Sharps Island Lighthouse on the Chesapeake Bay

A switch up a bit from birds!

One of our recent boat outings was on a beautiful sky blue, fluffy cloud day.  The winds were calm.  That meant a great 20 mile boat-run out of the Choptank River to the Chesapeake Bay.  Maybe we’d be lucky to see a huge ship passing by.

No huge ships sighted, but outside the Choptank River entrance sits Sharps Island Lighthouse.


DSC_4286-1 52719

Sharps Island Lighthouse


Constructed in 1881, Sharps Island Lighthouse is a cast iron caisson structure filled with concrete, with a brick-lined cast iron tower built on top.  It presently sits in ten feet of water.

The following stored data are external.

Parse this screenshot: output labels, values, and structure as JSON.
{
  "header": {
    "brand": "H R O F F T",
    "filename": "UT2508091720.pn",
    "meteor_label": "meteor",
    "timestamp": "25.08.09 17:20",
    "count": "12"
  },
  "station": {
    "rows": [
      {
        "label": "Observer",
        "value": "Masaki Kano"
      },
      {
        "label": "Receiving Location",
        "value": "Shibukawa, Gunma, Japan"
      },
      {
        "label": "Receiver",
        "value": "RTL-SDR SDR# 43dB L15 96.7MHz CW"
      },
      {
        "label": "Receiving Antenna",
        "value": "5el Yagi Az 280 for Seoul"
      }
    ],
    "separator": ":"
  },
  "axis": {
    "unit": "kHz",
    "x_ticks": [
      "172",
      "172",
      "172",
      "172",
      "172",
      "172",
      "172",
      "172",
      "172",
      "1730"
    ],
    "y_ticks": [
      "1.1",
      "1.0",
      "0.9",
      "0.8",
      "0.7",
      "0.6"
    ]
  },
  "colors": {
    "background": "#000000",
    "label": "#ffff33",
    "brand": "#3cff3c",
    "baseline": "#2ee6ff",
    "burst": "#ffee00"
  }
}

This is the third lighthouse at this location.  Sharps Island Lighthouse lost its last resident keepers in 1951, following automation of its light.


DSC_4319-1 52719

Sharps Island Lighthouse


Sharps Island Lighthouse got its characteristic tilt during the winter of 1976-7 when large ice flows, some piled as high as 40 feet, pushed against the tower and tipped it to the south at about a 15-20 degree angle.


DSC_5496-1 52719

Sharps Island Lighthouse


Although fundamentally sound at the time, the Fresnel lens was still removed and replaced with a 250mm plastic beacon that flashed a white signal with a red sector.


DSC_4337-1 52719

Sharps Island Lighthouse


Although still warning boaters & sailors of the dangerous shoals, Sharps Island Lighthouse began rapidly deteriorating with water damage and interior rot.  It became more than what the Coast Guard and Maryland wanted to invest to renovate.

In 2006, Sharps Island Lighthouse was declared excess property and made available to federal & state agencies, non-profits, and historical preservation groups for free.  However, no legitimate entity had an interest.

In 2008, Sharps Island Lighthouse was disposed through an online auction, noting that “the lighthouse was physically inaccessible, the iron plates in the caisson were cracked and corroding, and the wooden floor on the first level was unstable”.  The terms of the sale gave the Coast Guard access to the structure, allowing them to continue maintaining it as an active aid to navigation.

The buyer from Delaware paid $80,000.  Since their purchase, the buyer has done nothing to the lighthouse.

Declared in 2017 to now be too dangerous, the Coast Guard stopped maintaining the lighthouse and its light went out.  Any efforts now to save it will cost the private owner an enormous amount of money.  Today, Sharp’s Island Lighthouse remains on the Lighthouse Digest Doomsday List of Endangered Lighthouses.  🙁


DSC_5501-1 52719

Sharps Island Lighthouse with a male Osprey on watch


Oh, did I say a post with no birds??  My bad!!  😉


DSC_5517-1 52719

Female Osprey on the other side of the lighthouse, incubating on their nest


DSC_5528-1 52719

There’s the Mrs!


It is so nice of the private owner to provide this nice waterfront property for the Osprey this season!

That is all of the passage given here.